10.70. The anterior drawer test (3):
Now turn the foot into 30° of internal rotation and repeat the test. Anterior subluxation of the lateral tibial condyle suggests some anterolateral rotational instability, with possibly damage to the posterior cruciate and the posterior ligament as well as the anterior cruciate ligament.
10.71. The anterior drawer test (4):
Beware of the following fallacy: a tibia already displaced backwards as a result of a posterior cruciate ligament tear may give a false positive in this test. This also applies to the Lachman tests described in the following frames. Check by inspecting the contours of the knee prior to testing.
Lachman tests are also used to detect anterior tibial instability. In the manipulative Lachman test, the knee should be relaxed and in about 15° flexion. One hand stabilizes the femur while the other tries to lift the tibia forwards. The test is positive if there is anterior tibial movement (detected with the thumb in the joint), with a spongy endpoint. The test is sometimes easier to perform with the patient prone (see next frame).
10.73. The Lachman tests (2): The prone test (Feagin and Cooke): This is especially useful where the patient has large thighs which are difficult to grasp. With the patient prone, encircle the tibia with both hands, placing the index fingers and thumbs in the joint line. Flex the knee to 20° and attempt to push the tibia forwards. Anterior translation should be readily detected by the fingers, and the firmness of the endpoint should be noted.
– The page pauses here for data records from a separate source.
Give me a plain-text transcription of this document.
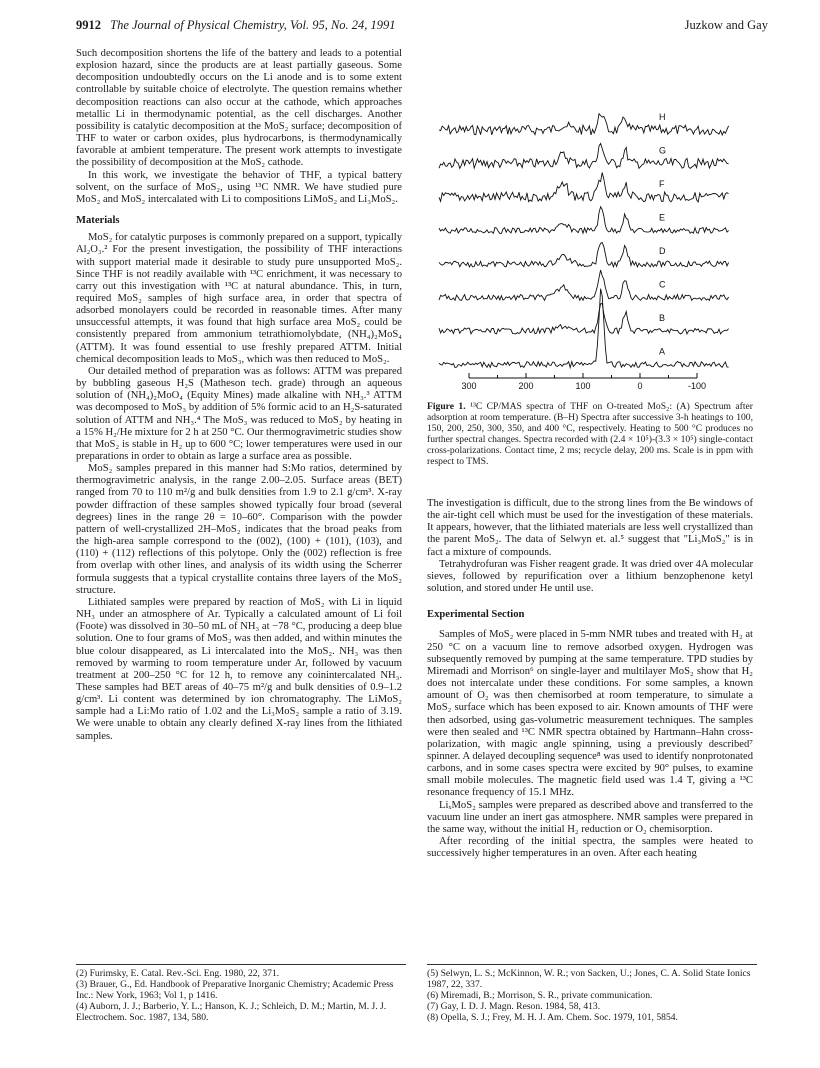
9912 The Journal of Physical Chemistry, Vol. 95, No. 24, 1991	Juzkow and Gay

Such decomposition shortens the life of the battery and leads to a potential explosion hazard, since the products are at least partially gaseous. Some decomposition undoubtedly occurs on the Li anode and is to some extent controllable by suitable choice of electrolyte. The question remains whether decomposition reactions can also occur at the cathode, which approaches metallic Li in thermodynamic potential, as the cell discharges. Another possibility is catalytic decomposition at the MoS₂ surface; decomposition of THF to water or carbon oxides, plus hydrocarbons, is thermodynamically favorable at ambient temperature. The present work attempts to investigate the possibility of decomposition at the MoS₂ cathode.

In this work, we investigate the behavior of THF, a typical battery solvent, on the surface of MoS₂, using ¹³C NMR. We have studied pure MoS₂ and MoS₂ intercalated with Li to compositions LiMoS₂ and Li₃MoS₂.

Materials

MoS₂ for catalytic purposes is commonly prepared on a support, typically Al₂O₃.² For the present investigation, the possibility of THF interactions with support material made it desirable to study pure unsupported MoS₂. Since THF is not readily available with ¹³C enrichment, it was necessary to carry out this investigation with ¹³C at natural abundance. This, in turn, required MoS₂ samples of high surface area, in order that spectra of adsorbed monolayers could be recorded in reasonable times. After many unsuccessful attempts, it was found that high surface area MoS₂ could be consistently prepared from ammonium tetrathiomolybdate, (NH₄)₂MoS₄ (ATTM). It was found essential to use freshly prepared ATTM. Initial chemical decomposition leads to MoS₃, which was then reduced to MoS₂.

Our detailed method of preparation was as follows: ATTM was prepared by bubbling gaseous H₂S (Matheson tech. grade) through an aqueous solution of (NH₄)₂MoO₄ (Equity Mines) made alkaline with NH₃.³ ATTM was decomposed to MoS₃ by addition of 5% formic acid to an H₂S-saturated solution of ATTM and NH₃.⁴ The MoS₃ was reduced to MoS₂ by heating in a 15% H₂/He mixture for 2 h at 250 °C. Our thermogravimetric studies show that MoS₂ is stable in H₂ up to 600 °C; lower temperatures were used in our preparations in order to obtain as large a surface area as possible.

MoS₂ samples prepared in this manner had S:Mo ratios, determined by thermogravimetric analysis, in the range 2.00–2.05. Surface areas (BET) ranged from 70 to 110 m²/g and bulk densities from 1.9 to 2.1 g/cm³. X-ray powder diffraction of these samples showed typically four broad (several degrees) lines in the range 2θ = 10–60°. Comparison with the powder pattern of well-crystallized 2H–MoS₂ indicates that the broad peaks from the high-area sample correspond to the (002), (100) + (101), (103), and (110) + (112) reflections of this polytope. Only the (002) reflection is free from overlap with other lines, and analysis of its width using the Scherrer formula suggests that a typical crystallite contains three layers of the MoS₂ structure.

Lithiated samples were prepared by reaction of MoS₂ with Li in liquid NH₃ under an atmosphere of Ar. Typically a calculated amount of Li foil (Foote) was dissolved in 30–50 mL of NH₃ at −78 °C, producing a deep blue solution. One to four grams of MoS₂ was then added, and within minutes the blue colour disappeared, as Li intercalated into the MoS₂. NH₃ was then removed by warming to room temperature under Ar, followed by vacuum treatment at 200–250 °C for 12 h, to remove any coinintercalated NH₃. These samples had BET areas of 40–75 m²/g and bulk densities of 0.9–1.2 g/cm³. Li content was determined by ion chromatography. The LiMoS₂ sample had a Li:Mo ratio of 1.02 and the Li₃MoS₂ sample a ratio of 3.19. We were unable to obtain any clearly defined X-ray lines from the lithiated samples.

H
G
F
E
D
C
B
A
300	200	100	0	-100
Figure 1. ¹³C CP/MAS spectra of THF on O-treated MoS₂: (A) Spectrum after adsorption at room temperature. (B–H) Spectra after successive 3-h heatings to 100, 150, 200, 250, 300, 350, and 400 °C, respectively. Heating to 500 °C produces no further spectral changes. Spectra recorded with (2.4 × 10⁵)-(3.3 × 10⁵) single-contact cross-polarizations. Contact time, 2 ms; recycle delay, 200 ms. Scale is in ppm with respect to TMS.

The investigation is difficult, due to the strong lines from the Be windows of the air-tight cell which must be used for the investigation of these materials. It appears, however, that the lithiated materials are less well crystallized than the parent MoS₂. The data of Selwyn et. al.⁵ suggest that "Li₃MoS₂" is in fact a mixture of compounds.

Tetrahydrofuran was Fisher reagent grade. It was dried over 4A molecular sieves, followed by repurification over a lithium benzophenone ketyl solution, and stored under He until use.

Experimental Section

Samples of MoS₂ were placed in 5-mm NMR tubes and treated with H₂ at 250 °C on a vacuum line to remove adsorbed oxygen. Hydrogen was subsequently removed by pumping at the same temperature. TPD studies by Miremadi and Morrison⁶ on single-layer and multilayer MoS₂ show that H₂ does not intercalate under these conditions. For some samples, a known amount of O₂ was then chemisorbed at room temperature, to simulate a MoS₂ surface which has been exposed to air. Known amounts of THF were then adsorbed, using gas-volumetric measurement techniques. The samples were then sealed and ¹³C NMR spectra obtained by Hartmann–Hahn cross-polarization, with magic angle spinning, using a previously described⁷ spinner. A delayed decoupling sequence⁸ was used to identify nonprotonated carbons, and in some cases spectra were excited by 90° pulses, to examine small mobile molecules. The magnetic field used was 1.4 T, giving a ¹³C resonance frequency of 15.1 MHz.

LiₓMoS₂ samples were prepared as described above and transferred to the vacuum line under an inert gas atmosphere. NMR samples were prepared in the same way, without the initial H₂ reduction or O₂ chemisorption.

After recording of the initial spectra, the samples were heated to successively higher temperatures in an oven. After each heating

(2) Furimsky, E. Catal. Rev.-Sci. Eng. 1980, 22, 371.
(3) Brauer, G., Ed. Handbook of Preparative Inorganic Chemistry; Academic Press Inc.: New York, 1963; Vol 1, p 1416.
(4) Auborn, J. J.; Barberio, Y. L.; Hanson, K. J.; Schleich, D. M.; Martin, M. J. J. Electrochem. Soc. 1987, 134, 580.
(5) Selwyn, L. S.; McKinnon, W. R.; von Sacken, U.; Jones, C. A. Solid State Ionics 1987, 22, 337.
(6) Miremadi, B.; Morrison, S. R., private communication.
(7) Gay, I. D. J. Magn. Reson. 1984, 58, 413.
(8) Opella, S. J.; Frey, M. H. J. Am. Chem. Soc. 1979, 101, 5854.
10.74. The Lachman tests (3): In the active Lachman test the relaxed knee is supported at 30° and the patient asked to extend it. If the test is positive, there will be anterior subluxation of the lateral tibial plateau as the quadriceps contracts, and posterior subluxation when the muscle relaxes. It is considered that this is best seen from the medial side. Repeat, resisting extension by applying pressure to the ankle.
10.75. Radiological analysis of anterior cruciate function (1): Anterior subluxation of the tibia in extension may also be demonstrated with X-rays. The lower thigh is supported by a sandbag, and the leg extended against the resistance of a 7 kg weight. The limb should be in the neutral position, with the patella pointing upwards, and the X-ray film cassette placed between the legs.
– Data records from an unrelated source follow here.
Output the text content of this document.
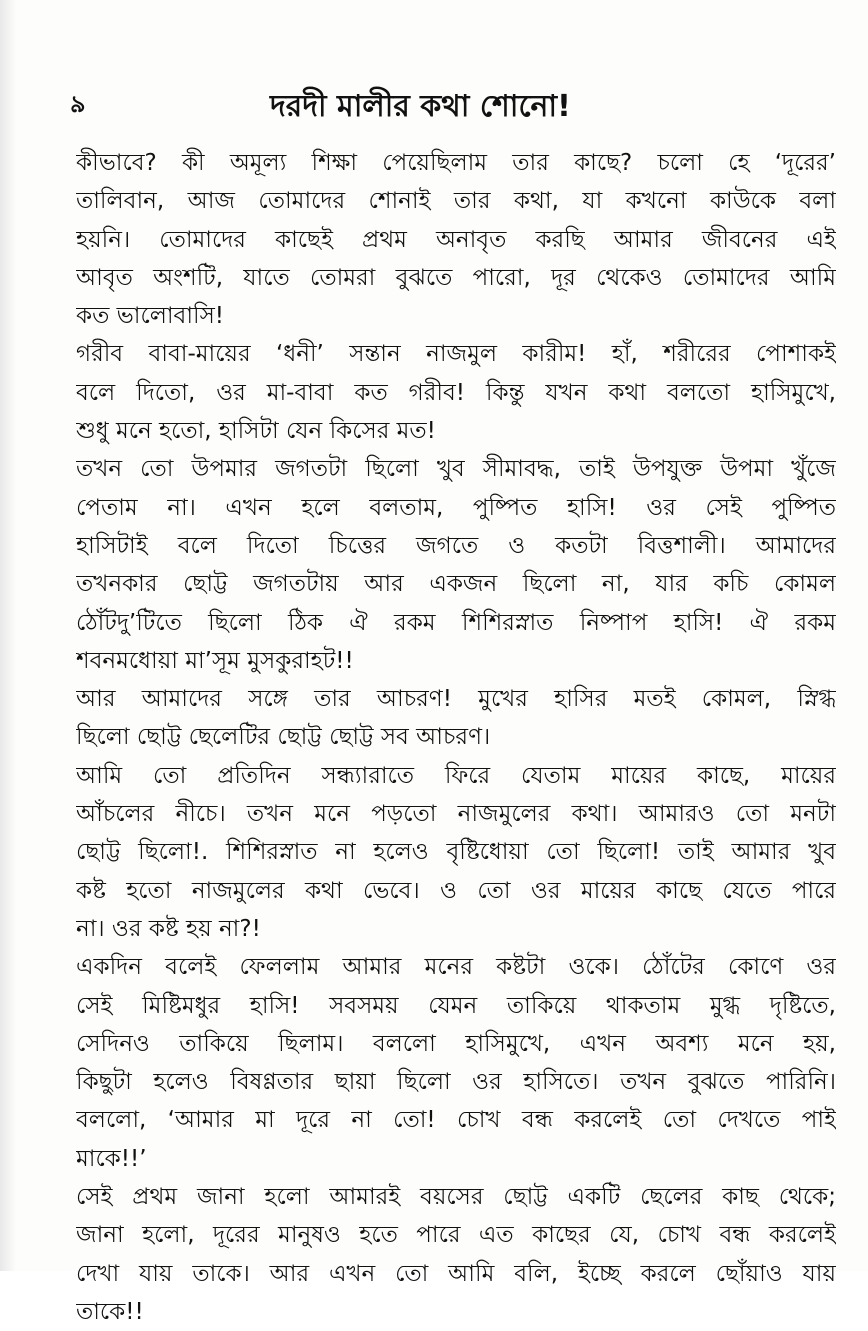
৯	দরদী মালীর কথা শোনো!
কীভাবে? কী অমূল্য শিক্ষা পেয়েছিলাম তার কাছে? চলো হে ‘দূরের’
তালিবান, আজ তোমাদের শোনাই তার কথা, যা কখনো কাউকে বলা
হয়নি। তোমাদের কাছেই প্রথম অনাবৃত করছি আমার জীবনের এই
আবৃত অংশটি, যাতে তোমরা বুঝতে পারো, দূর থেকেও তোমাদের আমি
কত ভালোবাসি!
গরীব বাবা-মায়ের ‘ধনী’ সন্তান নাজমুল কারীম! হাঁ, শরীরের পোশাকই
বলে দিতো, ওর মা-বাবা কত গরীব! কিন্তু যখন কথা বলতো হাসিমুখে,
শুধু মনে হতো, হাসিটা যেন কিসের মত!
তখন তো উপমার জগতটা ছিলো খুব সীমাবদ্ধ, তাই উপযুক্ত উপমা খুঁজে
পেতাম না। এখন হলে বলতাম, পুষ্পিত হাসি! ওর সেই পুষ্পিত
হাসিটাই বলে দিতো চিত্তের জগতে ও কতটা বিত্তশালী। আমাদের
তখনকার ছোট্ট জগতটায় আর একজন ছিলো না, যার কচি কোমল
ঠোঁটদু’টিতে ছিলো ঠিক ঐ রকম শিশিরস্নাত নিষ্পাপ হাসি! ঐ রকম
শবনমধোয়া মা’সূম মুসকুরাহট!!
আর আমাদের সঙ্গে তার আচরণ! মুখের হাসির মতই কোমল, স্নিগ্ধ
ছিলো ছোট্ট ছেলেটির ছোট্ট ছোট্ট সব আচরণ।
আমি তো প্রতিদিন সন্ধ্যারাতে ফিরে যেতাম মায়ের কাছে, মায়ের
আঁচলের নীচে। তখন মনে পড়তো নাজমুলের কথা। আমারও তো মনটা
ছোট্ট ছিলো!. শিশিরস্নাত না হলেও বৃষ্টিধোয়া তো ছিলো! তাই আমার খুব
কষ্ট হতো নাজমুলের কথা ভেবে। ও তো ওর মায়ের কাছে যেতে পারে
না। ওর কষ্ট হয় না?!
একদিন বলেই ফেললাম আমার মনের কষ্টটা ওকে। ঠোঁটের কোণে ওর
সেই মিষ্টিমধুর হাসি! সবসময় যেমন তাকিয়ে থাকতাম মুগ্ধ দৃষ্টিতে,
সেদিনও তাকিয়ে ছিলাম। বললো হাসিমুখে, এখন অবশ্য মনে হয়,
কিছুটা হলেও বিষণ্ণতার ছায়া ছিলো ওর হাসিতে। তখন বুঝতে পারিনি।
বললো, ‘আমার মা দূরে না তো! চোখ বন্ধ করলেই তো দেখতে পাই
মাকে!!’
সেই প্রথম জানা হলো আমারই বয়সের ছোট্ট একটি ছেলের কাছ থেকে;
জানা হলো, দূরের মানুষও হতে পারে এত কাছের যে, চোখ বন্ধ করলেই
দেখা যায় তাকে। আর এখন তো আমি বলি, ইচ্ছে করলে ছোঁয়াও যায়
তাকে!!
10.76. Radiological analysis (2): On the films, draw two lines parallel to the posterior cortex of the tibia, tangential to the medial tibial plateau and the medial femoral condyle. Measure the distance between them. Normal = 3.5 mm ± 2 mm. Ruptured anterior cruciate = 10.2 mm ± 2.7 mm. The latter is slightly increased if the medial meniscus is also torn. The diagnostic reliability is high.
10.77. Posterior tibial instability: testing the posterior cruciate ligament (1): the gravity test: Rupture, detachment or stretching of the posterior cruciate ligament may permit the tibia to sublux backwards, frequently giving rise to a striking deformity of the knee which allows the diagnosis to be made on inspection alone. The knee should be flexed to 20°, with a sandbag under the thigh.